On 23 Jan 2013 11:25, Stone, Joel wrote:
OK allow me to explain:

I was tasked with sorting AND performing data reduction on a work
file, then passing to another developer.

I would like to sort WORKFILE1 by CUST# and ITEM#, and eliminate
duplicate CUST# + ITEM# combinations.

What determines which rows to eliminate? That is, of those rows that are duplicate across the columns CUST#,ITEM# but are not duplicate also across all other columns? Or are all rows that are duplicates across CUST#,ITEM# always going to be duplicate across all columns of the row?

Can this be done in one SQL statement with the result placed back

Other than SQL CALL to do the work in multiple statements [and maybe CL commands], probably not. Are any solutions that require more than one SQL statement not an option? If not, can one presume a script, object [e.g. program or QMQRY], or routine created prior can be invoked to do the work; i.e. the SQL CALL would be the one SQL statement?

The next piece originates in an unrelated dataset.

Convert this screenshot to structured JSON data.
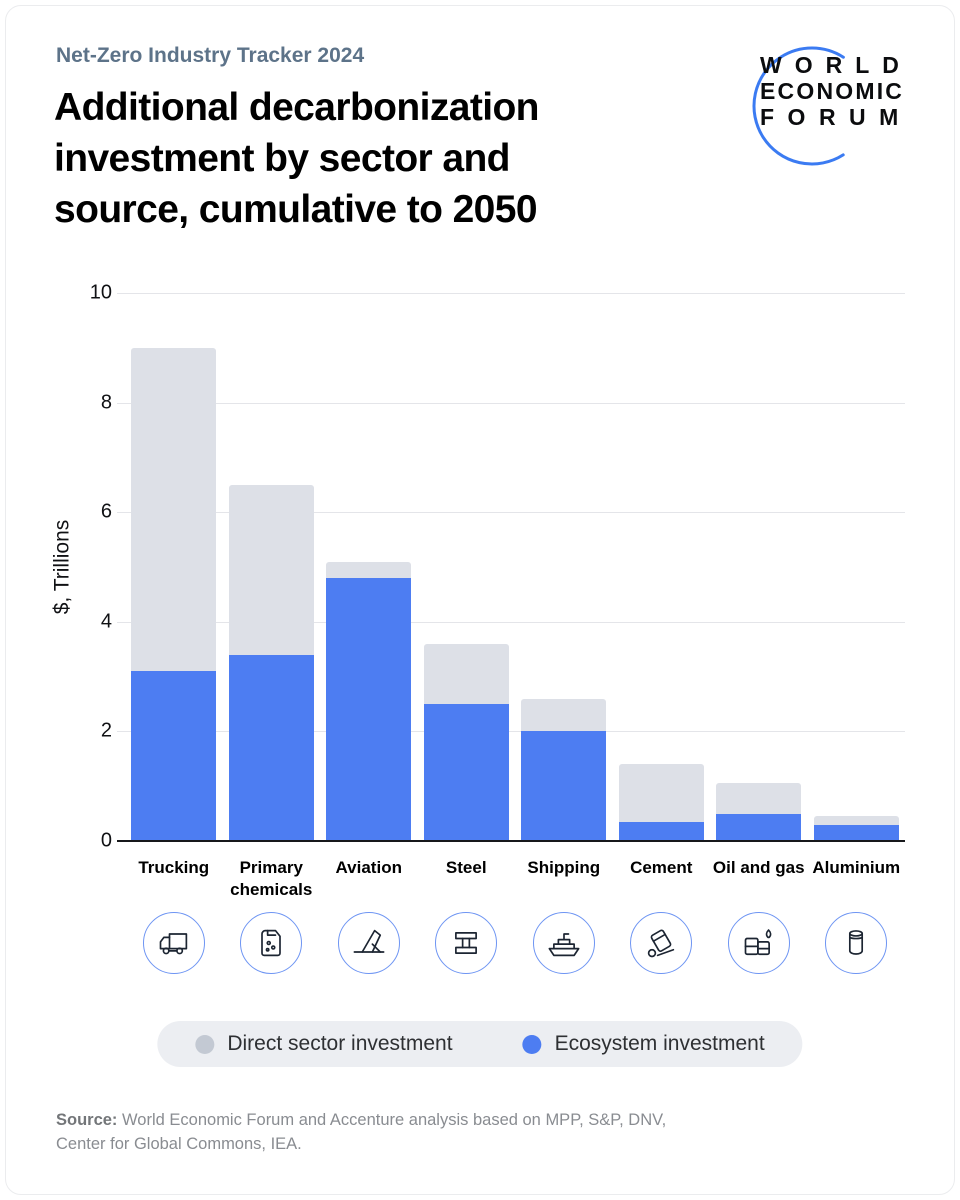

Or should I create a new table QTEMP/WORKFILE2 using DISTINCT or
GROUP BY, and then CPYF back to WORKFILE1.

While that describes just one SQL statement, that is more than just one SQL statement. If doing those multiple steps is an option, then would doing more than one SQL statement be an option to effect the desired?

Again, from the given, it is not clear that DISTINCT [or GROUP BY to effect DISTINCT] processing will be effective.

Or is there a totally different and better method to accomplish?

Must the original file and member of WORKFILE1 be maintained and only the data changed, for example to maintain continuous logging\journal [i.e. without losing the JID], or is that an artificial requirement? Note: Seems a newer reply in the thread suggests the basis for the "same file" may be primarily about authority which may or may not include the ownership?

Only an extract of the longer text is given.